Uhm... Mal die Glaskugel befragen  :Rolling Eyes: 

Wird denn die Netzwerkkarte richtig konfiguriert?  Sprich, sind die Eintragungen bei ifconfig richtig?  Wird netmount vielleicht in der falschen Reihenfolge (vor net.eth0) geladen?  Hast Du IPv6 als Modul, aber nicht geladen, wodurch so manche Applikationen nicht wollen (hatte ich zumindest letztens den Fehler, wodurch distcc nicht wollte)?

----------

## SnorreDev

Vielleicht falscher eintrag zu einem NFS, Coda usw. Laufwerk in der /etc/fstab?

----------

## Louisdor

Hi ["Pylon"] !

 *Quote:*   

> Wird denn die Netzwerkkarte richtig konfiguriert?  Sprich, sind die Eintragungen bei ifconfig richtig?

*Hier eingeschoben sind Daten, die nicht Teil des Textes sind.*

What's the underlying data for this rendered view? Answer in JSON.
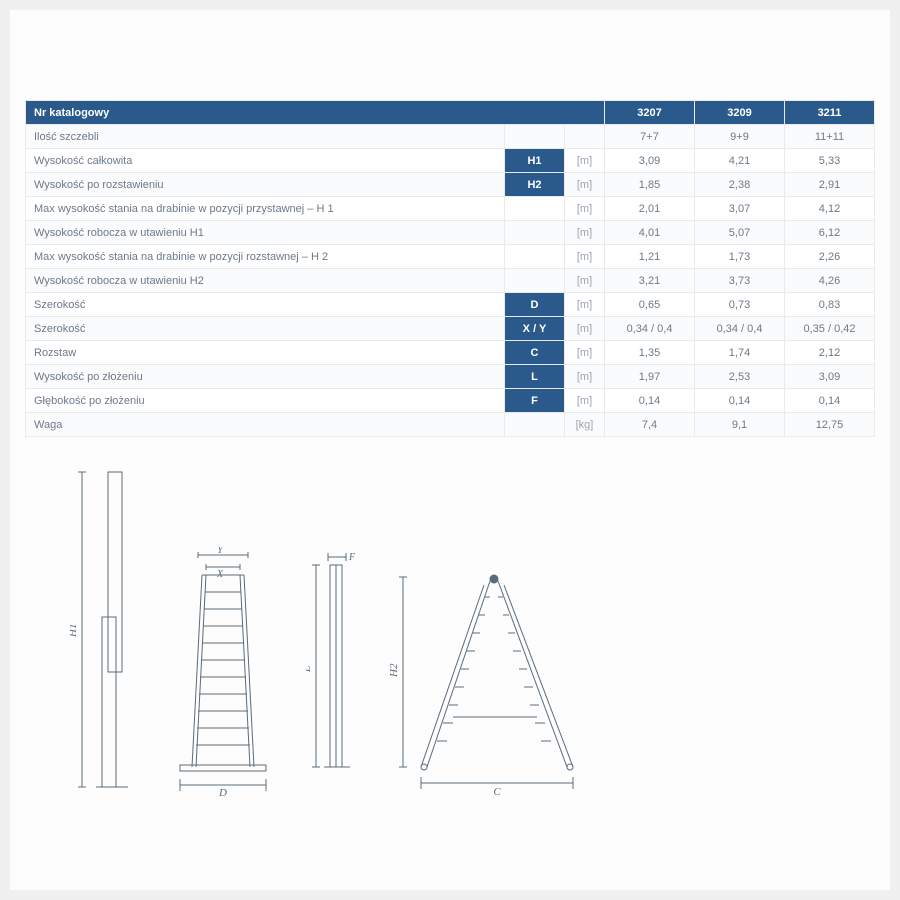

  Hm, wenn ich das richtig sehe, wird sie gar nicht konfiguriert. Sie taucht da überhaupt nicht auf, nur "lo"

 *Quote:*   

> Wird netmount vielleicht in der falschen Reihenfolge (vor net.eth0) geladen?

  Das mit der Reihenfolge kam mir auch schon mal in den Sinn? Wie und wo kann ich denn da die Reihenfolge beeinflussen? In "etc/modules.autoload/kernel2.4?

 *Quote:*   

> Hast Du IPv6 als Modul, aber nicht geladen, ...

 

Nee, hab ich nicht.

----------

## Louisdor

Moin [SnorreDev]!

 *SnorreDev wrote:*   

> Vielleicht falscher eintrag zu einem NFS, Coda usw. Laufwerk in der /etc/fstab?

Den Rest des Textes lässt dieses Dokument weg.